Russia defies call from US, to continue military aid to Syria

Russia defies call from US, to continue military aid to Syria

Russia defies call from US, to continue military aid to Syria


Russia will continue with military supplies to Syria, Foreign Minister Sergei Lavrov was quoted as saying by Russian news agencies Sept. 13, two days after U.S. President Barack Obama said Russia had extended a strategy “doomed to failure” in Syria.

“There were military supplies, they are ongoing and they will continue. They are inevitably accompanied by Russian specialists, who help to adjust the equipment, to train Syrian personnel how to use this weaponry,” Lavrov said.

U.S. President Obama said on Sept. 11 that Russia’s decision to send military advisors and equipment to Syria extended a strategy “doomed to failure,” and could kill off already stagnant peace efforts.

Obama said that Russia’s decision to ramp up its military presence in war-torn Syria represented a “doubling-down” of Moscow’s support for Syrian President Bashar al-Assad.

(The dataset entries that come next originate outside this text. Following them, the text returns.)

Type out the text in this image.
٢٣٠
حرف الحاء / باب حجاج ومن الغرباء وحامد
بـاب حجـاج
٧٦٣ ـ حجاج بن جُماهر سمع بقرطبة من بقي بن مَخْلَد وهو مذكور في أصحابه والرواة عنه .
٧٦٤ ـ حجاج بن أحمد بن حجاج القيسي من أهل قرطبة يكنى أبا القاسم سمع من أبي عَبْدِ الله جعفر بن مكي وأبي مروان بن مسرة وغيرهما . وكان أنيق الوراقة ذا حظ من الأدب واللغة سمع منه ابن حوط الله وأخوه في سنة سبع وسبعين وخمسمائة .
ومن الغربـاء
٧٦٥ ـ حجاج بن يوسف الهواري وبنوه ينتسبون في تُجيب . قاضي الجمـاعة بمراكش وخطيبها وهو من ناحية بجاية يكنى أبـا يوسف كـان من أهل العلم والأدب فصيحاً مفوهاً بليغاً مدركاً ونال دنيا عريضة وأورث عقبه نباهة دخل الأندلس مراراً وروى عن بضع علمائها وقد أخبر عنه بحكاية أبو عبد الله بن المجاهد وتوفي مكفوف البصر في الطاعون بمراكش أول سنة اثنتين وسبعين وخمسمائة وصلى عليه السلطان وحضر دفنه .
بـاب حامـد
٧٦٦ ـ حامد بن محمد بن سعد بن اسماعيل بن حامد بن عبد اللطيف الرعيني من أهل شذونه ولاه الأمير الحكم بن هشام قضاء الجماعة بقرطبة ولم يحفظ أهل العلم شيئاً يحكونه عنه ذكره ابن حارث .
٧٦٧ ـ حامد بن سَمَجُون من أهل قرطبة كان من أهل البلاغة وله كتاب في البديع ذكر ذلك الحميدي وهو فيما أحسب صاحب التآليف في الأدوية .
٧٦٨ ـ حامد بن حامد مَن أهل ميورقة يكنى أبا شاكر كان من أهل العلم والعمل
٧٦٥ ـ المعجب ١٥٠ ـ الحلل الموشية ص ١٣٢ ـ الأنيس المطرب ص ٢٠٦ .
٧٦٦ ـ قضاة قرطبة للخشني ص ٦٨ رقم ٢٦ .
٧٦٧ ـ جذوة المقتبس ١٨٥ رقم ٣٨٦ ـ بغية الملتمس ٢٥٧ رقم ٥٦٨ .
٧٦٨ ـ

U.S. officials say Russia has sent ships, armored personnel carriers and naval infantry to the country in recent weeks, a move which Obama said showed Assad was worried his grip on power is slipping.

“The strategy that they are pursuing right now, doubling down on Assad, I think is a big mistake,” Obama said at an event marking the 14th anniversary of the 9/11 attacks. “We are going to be engaging Russia to let them know that you can’t continue to double down on a strategy that is doomed to failure.”

He said Russia - which has a large and restive Muslim population in the North Caucasus - faced more of a threat from the Islamic State of Iraq and the Levant (ISIL) than the United States does.

“The Russians are going to have to start getting a little smarter than they have been,” Obama said.

The U.S. president also said the Russian move would not have an impact on the U.S. “core mission” to fight ISIL in Syria, but added “it could prevent us from arriving to a political settlement.”

The United Nations and countries with influence in Syria have been unable to agree on a way to end the four-year-old conflict that has killed almost 200,000 people and prompted the most serious refugee crisis since World War II.